When banks make fixed-rate, principal + interest home loans, a borrower's monthly payment gets calculated from amortization schedules (ah-mor-ti-ZAY-shun).  With respect to mortgages, amortization is the process of paying a loan to $0 over time.

The Early Years Are Interest-Payment Heavy

For homeowners, a mortgage amortization schedule's most important trait is that it creates interest-heavy repayments in a loan's early life, with very little principal reduction.

At today's rates, it would take 20 years to reduce the principal balance on a 30-year, fixed-rate product by half.

Amortization schedules are "bank-friendly".

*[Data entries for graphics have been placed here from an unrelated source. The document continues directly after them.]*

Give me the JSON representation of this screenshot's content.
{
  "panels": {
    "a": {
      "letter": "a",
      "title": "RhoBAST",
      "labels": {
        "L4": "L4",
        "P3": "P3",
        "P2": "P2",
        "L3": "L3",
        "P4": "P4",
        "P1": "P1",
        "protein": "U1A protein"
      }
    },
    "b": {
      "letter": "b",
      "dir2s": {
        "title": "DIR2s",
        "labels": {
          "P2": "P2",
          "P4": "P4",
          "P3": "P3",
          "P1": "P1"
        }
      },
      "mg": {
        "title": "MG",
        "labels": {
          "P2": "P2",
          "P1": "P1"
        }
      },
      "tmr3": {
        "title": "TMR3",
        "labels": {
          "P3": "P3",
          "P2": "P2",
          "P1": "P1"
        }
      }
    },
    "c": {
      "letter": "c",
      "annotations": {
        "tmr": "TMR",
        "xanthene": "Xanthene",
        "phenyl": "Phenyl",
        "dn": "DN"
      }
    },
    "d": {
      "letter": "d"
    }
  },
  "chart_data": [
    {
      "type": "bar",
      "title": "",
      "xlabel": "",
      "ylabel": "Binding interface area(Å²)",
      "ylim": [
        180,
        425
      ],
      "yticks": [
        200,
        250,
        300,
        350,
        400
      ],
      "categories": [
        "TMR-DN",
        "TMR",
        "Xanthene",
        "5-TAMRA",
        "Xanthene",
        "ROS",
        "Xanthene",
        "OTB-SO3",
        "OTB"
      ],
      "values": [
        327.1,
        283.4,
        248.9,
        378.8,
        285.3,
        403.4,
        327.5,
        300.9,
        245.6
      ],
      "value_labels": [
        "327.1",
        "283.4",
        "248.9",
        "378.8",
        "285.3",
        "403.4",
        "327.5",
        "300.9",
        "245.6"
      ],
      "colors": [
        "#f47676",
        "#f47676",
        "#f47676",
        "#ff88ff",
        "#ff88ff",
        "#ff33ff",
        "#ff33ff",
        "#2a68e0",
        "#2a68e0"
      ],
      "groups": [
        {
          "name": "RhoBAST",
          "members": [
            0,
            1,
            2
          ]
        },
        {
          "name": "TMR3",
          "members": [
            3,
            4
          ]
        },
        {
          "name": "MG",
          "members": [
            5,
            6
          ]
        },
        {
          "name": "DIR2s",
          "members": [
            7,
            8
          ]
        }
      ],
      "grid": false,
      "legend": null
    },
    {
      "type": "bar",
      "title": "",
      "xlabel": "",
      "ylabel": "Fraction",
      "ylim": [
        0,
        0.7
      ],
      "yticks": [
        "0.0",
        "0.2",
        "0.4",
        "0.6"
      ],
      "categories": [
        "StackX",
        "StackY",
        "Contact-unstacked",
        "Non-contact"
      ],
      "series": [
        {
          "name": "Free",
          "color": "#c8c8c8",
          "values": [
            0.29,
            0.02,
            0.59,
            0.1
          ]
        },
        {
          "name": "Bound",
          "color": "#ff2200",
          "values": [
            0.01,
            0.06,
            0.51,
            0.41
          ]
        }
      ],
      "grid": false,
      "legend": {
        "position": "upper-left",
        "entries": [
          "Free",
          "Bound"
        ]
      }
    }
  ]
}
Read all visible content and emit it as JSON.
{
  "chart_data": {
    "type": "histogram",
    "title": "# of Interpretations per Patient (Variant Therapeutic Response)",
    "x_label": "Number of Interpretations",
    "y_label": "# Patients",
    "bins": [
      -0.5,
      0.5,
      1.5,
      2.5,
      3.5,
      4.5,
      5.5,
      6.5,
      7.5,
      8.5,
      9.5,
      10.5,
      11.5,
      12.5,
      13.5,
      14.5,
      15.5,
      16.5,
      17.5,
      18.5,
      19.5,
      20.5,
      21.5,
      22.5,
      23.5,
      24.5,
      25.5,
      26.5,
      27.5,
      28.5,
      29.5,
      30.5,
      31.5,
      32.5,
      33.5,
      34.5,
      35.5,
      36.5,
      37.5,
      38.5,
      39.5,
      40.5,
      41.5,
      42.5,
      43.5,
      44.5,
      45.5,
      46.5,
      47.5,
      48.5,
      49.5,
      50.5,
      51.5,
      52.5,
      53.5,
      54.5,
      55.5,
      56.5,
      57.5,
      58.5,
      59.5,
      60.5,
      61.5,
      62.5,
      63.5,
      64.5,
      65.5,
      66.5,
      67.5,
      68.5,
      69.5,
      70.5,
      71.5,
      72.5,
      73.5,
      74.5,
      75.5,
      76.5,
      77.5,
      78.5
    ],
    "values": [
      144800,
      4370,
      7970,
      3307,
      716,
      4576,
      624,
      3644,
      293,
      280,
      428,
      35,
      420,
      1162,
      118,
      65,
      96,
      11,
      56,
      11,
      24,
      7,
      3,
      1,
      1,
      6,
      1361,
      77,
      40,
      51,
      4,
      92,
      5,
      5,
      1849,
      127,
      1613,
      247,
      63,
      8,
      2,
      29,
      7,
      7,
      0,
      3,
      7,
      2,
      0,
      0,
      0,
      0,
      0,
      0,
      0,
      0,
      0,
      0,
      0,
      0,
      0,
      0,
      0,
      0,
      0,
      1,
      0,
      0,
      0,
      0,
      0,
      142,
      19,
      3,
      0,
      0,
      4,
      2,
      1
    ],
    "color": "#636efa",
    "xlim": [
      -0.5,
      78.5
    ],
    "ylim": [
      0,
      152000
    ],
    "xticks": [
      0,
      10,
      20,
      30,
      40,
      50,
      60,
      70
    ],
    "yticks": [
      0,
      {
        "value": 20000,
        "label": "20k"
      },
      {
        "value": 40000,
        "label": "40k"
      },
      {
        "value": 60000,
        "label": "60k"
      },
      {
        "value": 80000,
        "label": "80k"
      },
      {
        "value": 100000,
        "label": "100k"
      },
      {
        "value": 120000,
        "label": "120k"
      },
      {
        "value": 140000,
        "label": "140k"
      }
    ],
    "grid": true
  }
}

Having said that, the schedules bring benefit to homeowners, too. This is because mortgage interest is often tax-deductible.  The early, interest-heavy years of a loan, therefore, can provide larger tax benefits to homeowners than the interest schedule throughout the loan's later years.

Compare Payback Schedules

Here's some stats. Comparing different $300,000 loans at a rate of 5 percent, after 10 years:

  • A 15-year mortgage has been paid down by 58 percent
  • A 20-year mortgage has been paid down by 38 percent
  • A 30-year mortgage has been paid down by 19 percent

After 15 years, the numbers look similarly disproportionate:

  • A 15-year mortgage has been paid in full
  • A 20-year mortgage has been paid down by 65 percent
  • A 30-year mortgage has been paid down by 32 percent

And then, as interest rates climb, the numbers get more skewed in favor of the banks. At a 6.5 percent mortgage rate, for example, after 15 years, a 30-year fixed is barely one-quarter paid.  The bulk of the amortization doesn't happen until the last 5 years of the loan.